Mark Meadows was on the other line. The Republican congressman-turned Trump’s White House chief of staff wanted to know if Mitchell could go to Georgia, where the Trump political operation was preparing to turn to the courts as Trump’s path to victory narrowed, Mitchell explained last week on a newly launched podcast about election fraud.
“I was just putting in the coordinates to get the directions to go to the airport in Bozeman to fly home, and I got a call from Mark Meadows,” Mitchell said on her podcast, “Who’s Counting?”
The call from Meadows led to a series of events that have now put Mitchell squarely in the middle of congressional efforts to investigate the events leading up to the January 6 attack on the US Capitol.
After the election, Mitchell worked as a volunteer legal adviser to Trump’s campaign in Georgia, helping to file a December 2020 lawsuit in the state seeking to invalidate the presidential election results by alleging widespread voter fraud. In early January, Mitchell participated in Trump’s infamous phone call where he asked Georgia Republican Secretary of State Brad Raffensperger to “find” enough votes for him to win.
Mitchell declined CNN’s requests to be interviewed for this story.
From Democrat to ardent Trump backer
A decade later, Mitchell became an independent and then eventually registered Republican. She worked as an election lawyer for the national Republican Party, as well as conservative groups like the National Rifle Association.
She was known for many years as one of the conservative wing’s most prominent voices alleging voter fraud, even before Trump’s 2020 campaign.
Mitchell quietly joined Trump’s post-election efforts in Georgia, helping prepare the Trump campaign’s December court case to contest Georgia’s presidential election results, making debunked claims there were “literally tens of thousands of illegal votes” in Georgia.
“We called ourselves team deplorables,” she said on her podcast.
Meadows forwarded the email to acting Attorney General Jeffrey Rosen. “Can you have your team look into these allegations of wrongdoing. Only the alleged fraudulent activity,” he asked.
The exchange is now part of what’s understood to be a larger, persistent push by Trump and those around him to co-opt Justice Department leadership into supporting his election fraud accusations.
A fateful phone call
Trump insisted on the call that there were tens of thousands of fraudulent votes in Georgia, turning at several points to Mitchell for backup, while telling Raffensperger to find the number of votes he needed to win the state. Raffensperger and state attorneys repeatedly debunked Trump’s conspiracies about widespread fraud.
Also on the call, Mitchell discussed the campaign’s lawsuit to decertify Georgia’s results, and she pushed state officials to give the campaign access to voter data.
“We don’t have the records that you have. And one of the things that we have been suggesting formally and informally for weeks now is for you to make available to us the records that would be necessary,” Mitchell said to Raffensperger.

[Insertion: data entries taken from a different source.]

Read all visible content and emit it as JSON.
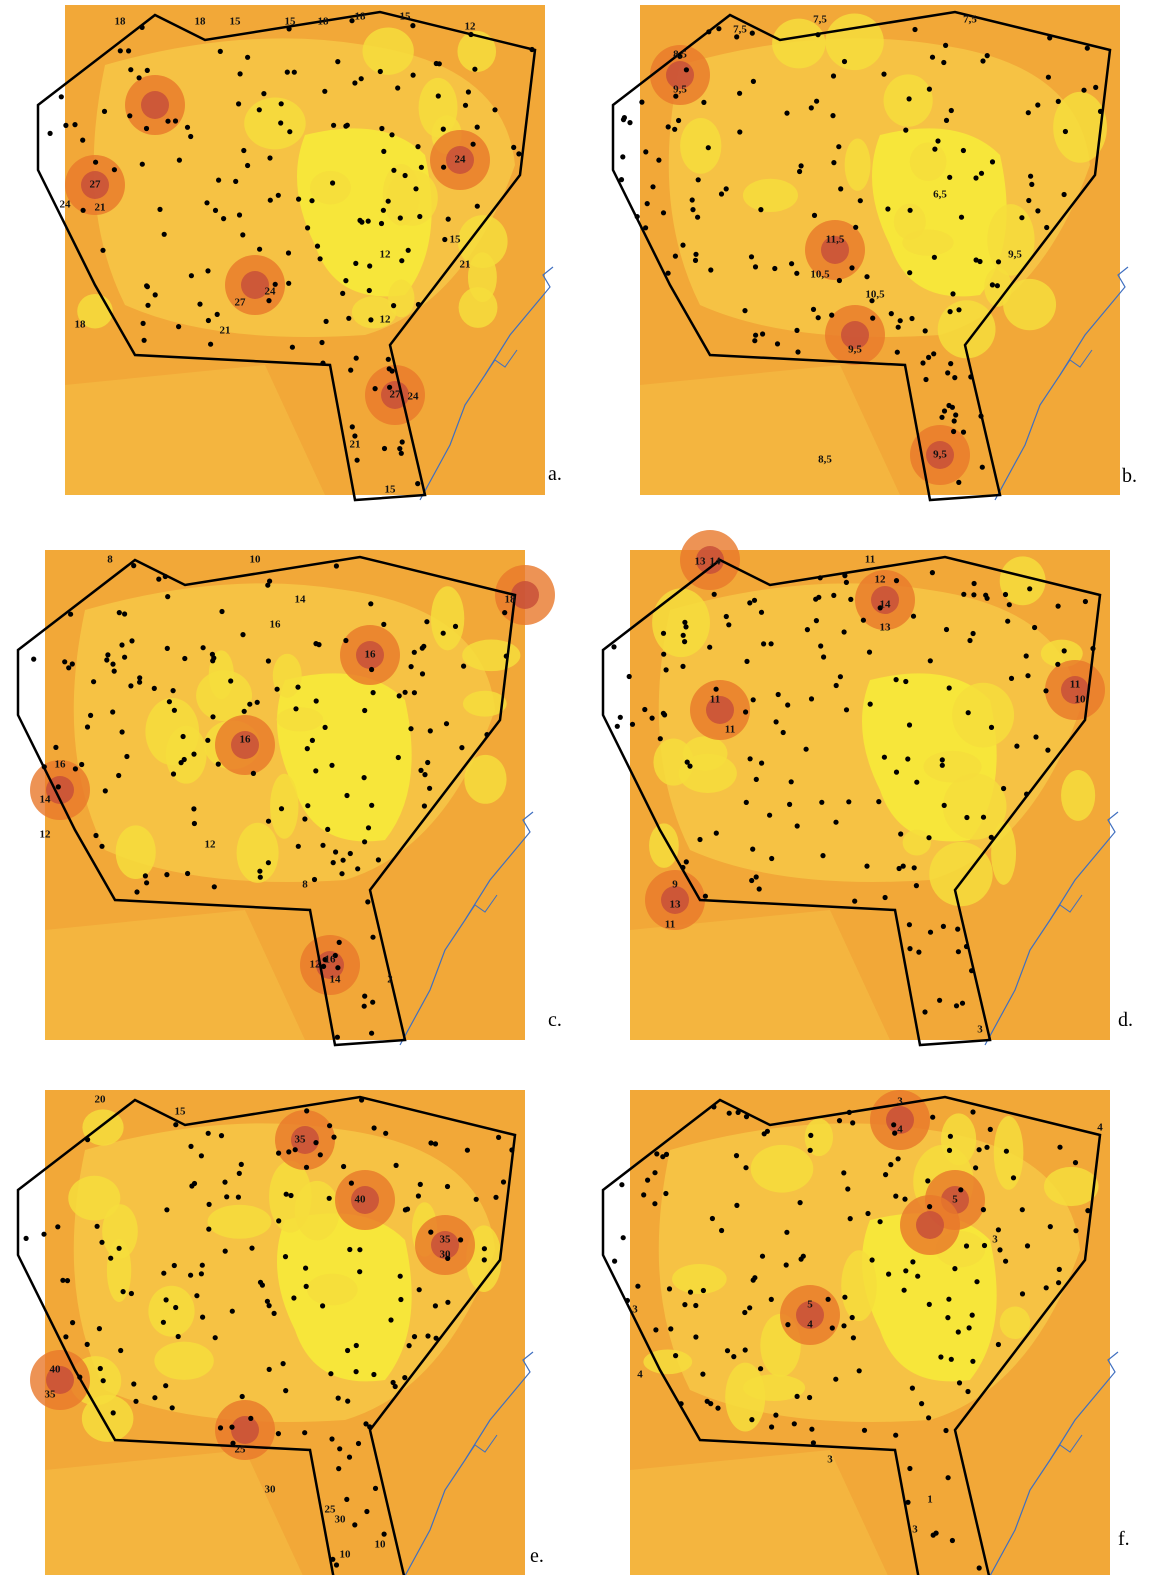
{
  "panels": [
    {
      "letter": "a.",
      "labels": [
        "18",
        "18",
        "15",
        "15",
        "18",
        "18",
        "15",
        "12",
        "27",
        "24",
        "21",
        "24",
        "27",
        "21",
        "12",
        "15",
        "21",
        "27",
        "24",
        "21",
        "18",
        "15",
        "12",
        "24"
      ]
    },
    {
      "letter": "b.",
      "labels": [
        "7,5",
        "7,5",
        "7,5",
        "8,5",
        "9,5",
        "6,5",
        "11,5",
        "10,5",
        "10,5",
        "9,5",
        "8,5",
        "9,5",
        "9,5"
      ]
    },
    {
      "letter": "c.",
      "labels": [
        "8",
        "10",
        "14",
        "16",
        "16",
        "14",
        "12",
        "16",
        "12",
        "16",
        "14",
        "12",
        "2",
        "8",
        "18",
        "16"
      ]
    },
    {
      "letter": "d.",
      "labels": [
        "13",
        "14",
        "11",
        "12",
        "14",
        "13",
        "11",
        "11",
        "9",
        "13",
        "11",
        "11",
        "10",
        "3"
      ]
    },
    {
      "letter": "e.",
      "labels": [
        "20",
        "15",
        "35",
        "40",
        "35",
        "30",
        "40",
        "35",
        "25",
        "30",
        "25",
        "30",
        "10",
        "10"
      ]
    },
    {
      "letter": "f.",
      "labels": [
        "3",
        "4",
        "4",
        "5",
        "3",
        "5",
        "4",
        "3",
        "4",
        "3",
        "1",
        "3"
      ]
    }
  ]
}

The repercussions were swift. Law firm Folley & Lardner, where Mitchell was a partner, was caught by surprise by her work for Trump’s campaign supporting his false claims of fraud. On January 5, two days after the call became public, the firm and Mitchell split.
Mitchell blamed her departure on “a massive pressure campaign in the last several days mounted by leftist groups” against her, according to an email she sent to friends.
Back in the fight
It didn’t take long for Mitchell to jump back into the fight over the 2020 election and Republican efforts to restrict voting.
She also joined former South Carolina GOP Sen. Jim DeMint’s Conservative Partnership Institute as a senior legal fellow focused on election integrity. DeMint’s organization, which he launched in 2017 after he was ousted from the conservative Heritage Foundation, added Meadows as a senior partner after Trump’s term ended. The organization is hosting Mitchell’s new podcast.
They include July email correspondence from Mitchell arranging for wire payments from an escrow account totaling $1 million to three subcontractors working with the Cyber Ninjas, the group that carried out the partisan ballot review.
In the emails, Mitchell wrote that the funding to the subcontractors was coming from the “American Voting Rights Foundation,” though it’s not clear what the organization is or its affiliations. Thomas Datwyler, whom she cited as the group’s treasurer, told the Republic that the organization had been created in June and he could not speak about the foundation’s work.
Through a spokesperson, Mitchell did not respond to a request for comment on the funding. Pullen and Datwyler did not respond to requests from CNN for comment.
In her first podcast episode, she vowed to help his efforts to support candidates to run in state elections who embrace his lies about the election being stolen. “We’re going to take those election offices back,” Mitchell said, “and we need you to help us.”
CNN’s Katelyn Polantz and Stephanie Giambruno contributed to this report.